Tanıları anamnez, fizik muayene ve ultrasonografi ile konan, yaş ortalaması 45 (18-80) olan 349 hastanın %60’ı erkek, %40’ı kadın idi. %8 vakada nüks DVT mevcut idi.

Tedavide 155 hastada (%44) düşük molekül ağırlıklı heparin (DMAH), günde iki kez subkutan yolla nadroparin Ca (FraxiparineR - Sanofi) şeklinde uygulandı. Doz ayarlaması hastanın kilosuna göre yapıldı. Laboratuvar monitörizasyonu yapılmadı. Standart heparin (SH) tedavisi ise 173 hastada (%50) intravenöz (IV) yolla 6 x 5000 IU olacak şekilde uygulandı. Doz normal pıhtılaşma zamanı değerinin 1.5-2 katı olacak şekilde ayarlandı.

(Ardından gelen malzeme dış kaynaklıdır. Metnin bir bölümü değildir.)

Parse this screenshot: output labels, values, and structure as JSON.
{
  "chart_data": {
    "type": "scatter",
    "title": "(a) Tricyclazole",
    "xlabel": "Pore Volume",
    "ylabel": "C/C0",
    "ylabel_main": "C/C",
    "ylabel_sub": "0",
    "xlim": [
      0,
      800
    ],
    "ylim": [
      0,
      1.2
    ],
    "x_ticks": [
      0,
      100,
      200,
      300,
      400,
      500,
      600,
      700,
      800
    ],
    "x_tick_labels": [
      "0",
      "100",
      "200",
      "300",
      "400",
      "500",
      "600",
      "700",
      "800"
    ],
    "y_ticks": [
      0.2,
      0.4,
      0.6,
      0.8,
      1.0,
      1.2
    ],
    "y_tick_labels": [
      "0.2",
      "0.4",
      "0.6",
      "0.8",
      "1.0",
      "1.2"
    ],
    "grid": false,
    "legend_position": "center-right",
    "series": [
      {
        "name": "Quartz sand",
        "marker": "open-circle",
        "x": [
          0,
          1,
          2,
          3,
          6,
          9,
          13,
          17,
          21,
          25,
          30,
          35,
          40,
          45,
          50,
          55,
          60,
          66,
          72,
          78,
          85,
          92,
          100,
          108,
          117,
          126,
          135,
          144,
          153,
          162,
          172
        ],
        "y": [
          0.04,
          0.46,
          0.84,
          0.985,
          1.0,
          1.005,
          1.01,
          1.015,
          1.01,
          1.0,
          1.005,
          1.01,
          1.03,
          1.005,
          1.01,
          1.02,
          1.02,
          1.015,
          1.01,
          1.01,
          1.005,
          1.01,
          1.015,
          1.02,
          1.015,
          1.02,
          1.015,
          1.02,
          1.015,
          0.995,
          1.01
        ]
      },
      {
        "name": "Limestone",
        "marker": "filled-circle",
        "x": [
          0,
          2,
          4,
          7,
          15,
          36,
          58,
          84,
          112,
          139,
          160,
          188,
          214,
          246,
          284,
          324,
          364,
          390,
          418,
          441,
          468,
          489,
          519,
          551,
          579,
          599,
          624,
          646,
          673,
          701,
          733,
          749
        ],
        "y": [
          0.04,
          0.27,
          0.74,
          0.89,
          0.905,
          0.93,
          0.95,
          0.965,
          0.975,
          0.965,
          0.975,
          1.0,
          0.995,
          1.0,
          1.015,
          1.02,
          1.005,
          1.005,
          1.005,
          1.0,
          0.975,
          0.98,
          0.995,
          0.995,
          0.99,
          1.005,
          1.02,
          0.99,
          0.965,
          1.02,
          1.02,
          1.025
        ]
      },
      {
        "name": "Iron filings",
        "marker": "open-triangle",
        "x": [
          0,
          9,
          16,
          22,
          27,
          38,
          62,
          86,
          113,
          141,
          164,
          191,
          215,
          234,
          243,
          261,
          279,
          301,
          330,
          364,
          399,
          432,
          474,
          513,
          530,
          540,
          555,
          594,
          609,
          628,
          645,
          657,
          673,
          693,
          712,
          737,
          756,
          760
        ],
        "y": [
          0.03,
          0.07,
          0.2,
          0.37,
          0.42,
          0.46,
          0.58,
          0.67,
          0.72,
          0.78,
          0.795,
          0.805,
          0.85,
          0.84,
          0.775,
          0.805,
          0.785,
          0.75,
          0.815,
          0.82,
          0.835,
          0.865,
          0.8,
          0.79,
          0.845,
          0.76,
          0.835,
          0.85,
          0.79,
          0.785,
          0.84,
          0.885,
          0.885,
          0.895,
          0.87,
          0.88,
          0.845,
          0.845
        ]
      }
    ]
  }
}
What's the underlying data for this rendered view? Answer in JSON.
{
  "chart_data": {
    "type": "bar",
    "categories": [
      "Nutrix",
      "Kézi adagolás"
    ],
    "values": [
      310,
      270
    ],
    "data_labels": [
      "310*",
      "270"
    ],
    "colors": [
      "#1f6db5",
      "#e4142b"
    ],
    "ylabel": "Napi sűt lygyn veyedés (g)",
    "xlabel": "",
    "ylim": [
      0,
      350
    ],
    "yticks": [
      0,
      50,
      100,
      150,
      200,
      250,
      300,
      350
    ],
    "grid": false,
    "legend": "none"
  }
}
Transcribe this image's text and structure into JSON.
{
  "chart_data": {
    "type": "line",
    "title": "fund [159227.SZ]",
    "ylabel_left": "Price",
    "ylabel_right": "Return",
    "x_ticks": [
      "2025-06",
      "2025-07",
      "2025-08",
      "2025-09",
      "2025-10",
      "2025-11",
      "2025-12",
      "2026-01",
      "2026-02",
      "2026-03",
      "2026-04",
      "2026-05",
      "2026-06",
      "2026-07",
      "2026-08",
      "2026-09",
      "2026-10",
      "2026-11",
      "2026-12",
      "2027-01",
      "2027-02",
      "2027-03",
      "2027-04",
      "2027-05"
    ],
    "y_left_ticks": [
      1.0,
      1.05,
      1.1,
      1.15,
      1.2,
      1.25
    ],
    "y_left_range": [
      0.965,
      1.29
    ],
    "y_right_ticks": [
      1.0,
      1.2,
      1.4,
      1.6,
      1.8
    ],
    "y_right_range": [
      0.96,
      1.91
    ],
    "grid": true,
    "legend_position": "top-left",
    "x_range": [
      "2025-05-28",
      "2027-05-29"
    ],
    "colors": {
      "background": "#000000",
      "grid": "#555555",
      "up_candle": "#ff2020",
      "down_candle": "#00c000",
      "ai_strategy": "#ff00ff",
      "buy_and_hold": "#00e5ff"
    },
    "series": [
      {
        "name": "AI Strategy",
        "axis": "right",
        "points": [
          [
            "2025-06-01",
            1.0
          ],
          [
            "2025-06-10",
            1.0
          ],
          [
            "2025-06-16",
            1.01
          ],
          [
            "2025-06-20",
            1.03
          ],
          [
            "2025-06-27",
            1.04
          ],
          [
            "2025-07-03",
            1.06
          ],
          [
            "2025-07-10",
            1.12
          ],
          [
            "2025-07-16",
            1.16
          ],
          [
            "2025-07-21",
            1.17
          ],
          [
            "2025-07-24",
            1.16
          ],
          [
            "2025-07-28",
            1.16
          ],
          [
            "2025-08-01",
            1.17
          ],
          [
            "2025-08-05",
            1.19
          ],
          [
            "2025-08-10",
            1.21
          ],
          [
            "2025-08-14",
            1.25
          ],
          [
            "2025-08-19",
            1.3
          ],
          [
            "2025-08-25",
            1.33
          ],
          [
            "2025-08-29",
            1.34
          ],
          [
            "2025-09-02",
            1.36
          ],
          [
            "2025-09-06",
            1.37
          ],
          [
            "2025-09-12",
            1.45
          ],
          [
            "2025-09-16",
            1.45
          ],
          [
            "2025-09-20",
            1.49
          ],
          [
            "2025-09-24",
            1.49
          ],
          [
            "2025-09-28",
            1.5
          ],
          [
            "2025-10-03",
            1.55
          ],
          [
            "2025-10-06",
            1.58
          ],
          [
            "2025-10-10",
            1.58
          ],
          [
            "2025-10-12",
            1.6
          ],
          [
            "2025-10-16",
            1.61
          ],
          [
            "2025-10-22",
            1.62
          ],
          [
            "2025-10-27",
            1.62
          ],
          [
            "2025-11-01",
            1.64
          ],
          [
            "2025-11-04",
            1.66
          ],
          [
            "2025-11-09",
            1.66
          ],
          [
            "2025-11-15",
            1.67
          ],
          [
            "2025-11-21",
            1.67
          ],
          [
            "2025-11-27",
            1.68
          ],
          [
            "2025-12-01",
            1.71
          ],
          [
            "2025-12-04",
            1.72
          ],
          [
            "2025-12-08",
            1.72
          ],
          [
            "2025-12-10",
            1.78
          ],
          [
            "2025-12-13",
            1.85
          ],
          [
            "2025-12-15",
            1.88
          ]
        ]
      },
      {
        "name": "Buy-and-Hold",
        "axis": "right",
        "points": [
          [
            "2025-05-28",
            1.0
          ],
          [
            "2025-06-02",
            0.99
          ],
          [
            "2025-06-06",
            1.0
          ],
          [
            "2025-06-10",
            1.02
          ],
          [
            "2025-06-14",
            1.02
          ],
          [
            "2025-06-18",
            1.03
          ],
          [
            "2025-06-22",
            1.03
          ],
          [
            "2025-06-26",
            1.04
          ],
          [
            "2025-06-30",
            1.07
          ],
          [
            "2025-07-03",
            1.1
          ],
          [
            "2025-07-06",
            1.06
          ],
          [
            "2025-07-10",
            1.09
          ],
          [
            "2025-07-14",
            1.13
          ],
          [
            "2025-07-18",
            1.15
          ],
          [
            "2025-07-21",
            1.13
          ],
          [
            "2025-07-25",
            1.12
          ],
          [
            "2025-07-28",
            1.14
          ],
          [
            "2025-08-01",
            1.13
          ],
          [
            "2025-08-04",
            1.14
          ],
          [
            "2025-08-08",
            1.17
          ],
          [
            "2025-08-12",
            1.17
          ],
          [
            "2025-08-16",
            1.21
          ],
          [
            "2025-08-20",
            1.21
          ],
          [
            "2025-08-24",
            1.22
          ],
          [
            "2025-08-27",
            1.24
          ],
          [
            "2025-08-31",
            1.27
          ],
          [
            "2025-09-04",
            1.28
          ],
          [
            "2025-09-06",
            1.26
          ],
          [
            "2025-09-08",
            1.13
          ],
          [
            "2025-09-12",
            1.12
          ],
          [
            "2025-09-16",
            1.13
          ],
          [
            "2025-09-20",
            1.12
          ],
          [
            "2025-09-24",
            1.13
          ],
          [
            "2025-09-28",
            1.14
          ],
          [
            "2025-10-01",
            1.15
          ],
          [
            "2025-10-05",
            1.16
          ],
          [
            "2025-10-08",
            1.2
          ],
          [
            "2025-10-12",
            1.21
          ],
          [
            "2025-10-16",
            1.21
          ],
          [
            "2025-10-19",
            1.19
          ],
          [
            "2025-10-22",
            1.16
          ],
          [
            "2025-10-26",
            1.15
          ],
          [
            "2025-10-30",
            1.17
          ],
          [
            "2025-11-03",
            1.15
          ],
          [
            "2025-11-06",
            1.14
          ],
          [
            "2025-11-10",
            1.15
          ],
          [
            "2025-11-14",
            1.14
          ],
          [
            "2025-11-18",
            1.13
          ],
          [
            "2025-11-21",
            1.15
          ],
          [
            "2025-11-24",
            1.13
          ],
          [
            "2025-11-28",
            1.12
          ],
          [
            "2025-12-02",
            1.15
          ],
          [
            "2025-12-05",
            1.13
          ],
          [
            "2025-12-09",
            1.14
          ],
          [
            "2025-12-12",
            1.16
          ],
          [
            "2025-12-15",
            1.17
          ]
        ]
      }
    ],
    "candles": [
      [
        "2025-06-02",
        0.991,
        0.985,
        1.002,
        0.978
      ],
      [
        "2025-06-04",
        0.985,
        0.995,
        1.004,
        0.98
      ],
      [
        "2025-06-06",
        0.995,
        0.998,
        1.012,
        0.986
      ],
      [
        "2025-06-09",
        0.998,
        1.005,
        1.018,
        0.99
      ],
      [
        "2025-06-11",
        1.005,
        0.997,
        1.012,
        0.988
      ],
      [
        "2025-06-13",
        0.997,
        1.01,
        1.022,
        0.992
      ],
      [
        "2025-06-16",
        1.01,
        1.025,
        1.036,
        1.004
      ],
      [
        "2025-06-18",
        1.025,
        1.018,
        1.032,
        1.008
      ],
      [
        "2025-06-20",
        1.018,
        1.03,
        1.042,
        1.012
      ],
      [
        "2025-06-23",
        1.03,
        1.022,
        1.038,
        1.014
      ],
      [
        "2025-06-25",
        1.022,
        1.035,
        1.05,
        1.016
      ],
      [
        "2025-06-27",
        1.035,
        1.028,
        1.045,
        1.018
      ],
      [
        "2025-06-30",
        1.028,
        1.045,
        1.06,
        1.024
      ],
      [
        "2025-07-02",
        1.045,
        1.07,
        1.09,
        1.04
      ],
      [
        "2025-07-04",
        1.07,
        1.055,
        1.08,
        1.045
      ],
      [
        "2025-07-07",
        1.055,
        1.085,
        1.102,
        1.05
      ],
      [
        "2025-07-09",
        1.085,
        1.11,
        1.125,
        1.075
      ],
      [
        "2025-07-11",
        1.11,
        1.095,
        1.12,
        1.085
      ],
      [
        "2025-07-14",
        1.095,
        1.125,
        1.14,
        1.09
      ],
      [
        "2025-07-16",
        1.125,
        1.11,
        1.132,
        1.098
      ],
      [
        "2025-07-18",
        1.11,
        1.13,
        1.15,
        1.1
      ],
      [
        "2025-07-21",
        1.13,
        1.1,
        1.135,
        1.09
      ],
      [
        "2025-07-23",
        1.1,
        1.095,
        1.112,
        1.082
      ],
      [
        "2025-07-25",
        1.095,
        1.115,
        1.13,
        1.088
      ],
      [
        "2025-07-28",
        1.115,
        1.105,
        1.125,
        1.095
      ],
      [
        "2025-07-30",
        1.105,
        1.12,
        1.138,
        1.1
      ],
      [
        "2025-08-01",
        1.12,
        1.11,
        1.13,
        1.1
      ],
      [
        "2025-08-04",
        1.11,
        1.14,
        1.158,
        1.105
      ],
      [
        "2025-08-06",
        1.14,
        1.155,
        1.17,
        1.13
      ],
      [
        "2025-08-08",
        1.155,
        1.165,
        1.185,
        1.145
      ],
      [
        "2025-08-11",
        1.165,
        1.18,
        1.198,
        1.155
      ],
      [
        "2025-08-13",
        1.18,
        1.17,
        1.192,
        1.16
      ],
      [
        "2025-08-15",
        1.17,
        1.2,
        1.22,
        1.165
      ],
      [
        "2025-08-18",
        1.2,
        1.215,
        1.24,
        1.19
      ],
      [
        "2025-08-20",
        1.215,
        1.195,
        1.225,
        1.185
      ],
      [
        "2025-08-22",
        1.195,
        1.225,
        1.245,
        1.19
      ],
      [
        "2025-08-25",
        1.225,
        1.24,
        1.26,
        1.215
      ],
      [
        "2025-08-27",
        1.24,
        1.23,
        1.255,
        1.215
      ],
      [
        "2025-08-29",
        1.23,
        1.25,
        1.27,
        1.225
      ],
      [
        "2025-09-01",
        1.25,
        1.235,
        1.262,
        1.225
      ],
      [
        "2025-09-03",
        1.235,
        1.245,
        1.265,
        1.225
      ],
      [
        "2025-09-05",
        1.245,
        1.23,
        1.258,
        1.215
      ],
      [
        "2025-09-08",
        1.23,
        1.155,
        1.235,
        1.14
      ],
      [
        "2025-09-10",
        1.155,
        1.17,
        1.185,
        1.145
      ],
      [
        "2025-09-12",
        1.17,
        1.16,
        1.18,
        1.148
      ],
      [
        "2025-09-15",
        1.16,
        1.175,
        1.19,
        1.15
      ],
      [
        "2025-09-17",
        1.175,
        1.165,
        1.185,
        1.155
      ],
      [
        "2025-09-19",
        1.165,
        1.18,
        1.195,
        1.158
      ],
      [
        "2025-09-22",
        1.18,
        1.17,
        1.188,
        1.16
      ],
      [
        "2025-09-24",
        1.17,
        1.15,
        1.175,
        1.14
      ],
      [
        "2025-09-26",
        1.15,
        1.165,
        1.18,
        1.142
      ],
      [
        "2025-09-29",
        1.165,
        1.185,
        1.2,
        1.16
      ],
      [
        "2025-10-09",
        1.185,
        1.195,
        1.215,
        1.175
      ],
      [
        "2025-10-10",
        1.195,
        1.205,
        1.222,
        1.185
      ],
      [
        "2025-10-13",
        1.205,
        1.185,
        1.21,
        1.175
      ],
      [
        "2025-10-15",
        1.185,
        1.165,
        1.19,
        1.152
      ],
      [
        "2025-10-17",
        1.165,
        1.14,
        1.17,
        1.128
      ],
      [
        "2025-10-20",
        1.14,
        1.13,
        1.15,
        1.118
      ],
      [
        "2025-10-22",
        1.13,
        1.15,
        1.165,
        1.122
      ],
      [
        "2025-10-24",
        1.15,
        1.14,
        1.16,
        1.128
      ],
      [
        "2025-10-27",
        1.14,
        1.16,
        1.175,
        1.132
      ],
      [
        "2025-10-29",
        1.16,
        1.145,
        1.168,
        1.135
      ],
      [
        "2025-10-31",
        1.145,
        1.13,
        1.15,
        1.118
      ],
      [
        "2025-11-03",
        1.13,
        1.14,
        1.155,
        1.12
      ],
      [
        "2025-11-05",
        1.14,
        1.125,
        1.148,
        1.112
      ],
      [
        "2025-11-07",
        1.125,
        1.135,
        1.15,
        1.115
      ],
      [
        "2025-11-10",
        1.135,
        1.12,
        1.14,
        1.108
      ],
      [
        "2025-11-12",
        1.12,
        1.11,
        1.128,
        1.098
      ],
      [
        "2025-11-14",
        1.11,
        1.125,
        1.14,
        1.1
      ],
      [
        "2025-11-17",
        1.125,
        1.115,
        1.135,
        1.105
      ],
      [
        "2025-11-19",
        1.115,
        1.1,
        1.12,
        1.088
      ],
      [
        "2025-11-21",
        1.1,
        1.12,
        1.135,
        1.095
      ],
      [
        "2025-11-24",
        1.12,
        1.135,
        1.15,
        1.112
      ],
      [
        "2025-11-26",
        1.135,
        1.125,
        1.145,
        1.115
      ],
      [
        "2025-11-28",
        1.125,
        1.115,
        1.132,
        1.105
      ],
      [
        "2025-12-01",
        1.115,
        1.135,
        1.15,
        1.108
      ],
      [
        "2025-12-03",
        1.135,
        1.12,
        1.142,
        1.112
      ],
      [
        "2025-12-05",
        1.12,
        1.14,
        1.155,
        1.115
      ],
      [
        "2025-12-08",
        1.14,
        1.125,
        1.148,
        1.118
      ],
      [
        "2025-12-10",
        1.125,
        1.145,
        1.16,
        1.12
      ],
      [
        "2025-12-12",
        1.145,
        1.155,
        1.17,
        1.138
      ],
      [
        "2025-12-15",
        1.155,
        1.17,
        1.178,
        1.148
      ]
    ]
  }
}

DMAH ve SH tedavisi en az 10 gün süreyle uygulandı. Daha sonra oral antikoagulan tedavi bütün hastalarda warfarin sodium (CoumadinR – Eczacıbaşı) ile yapıldı. Warfarin sodium dozu international normalized ratio (INR) değeri 2-3 arasında olacak şekilde ayarlandı.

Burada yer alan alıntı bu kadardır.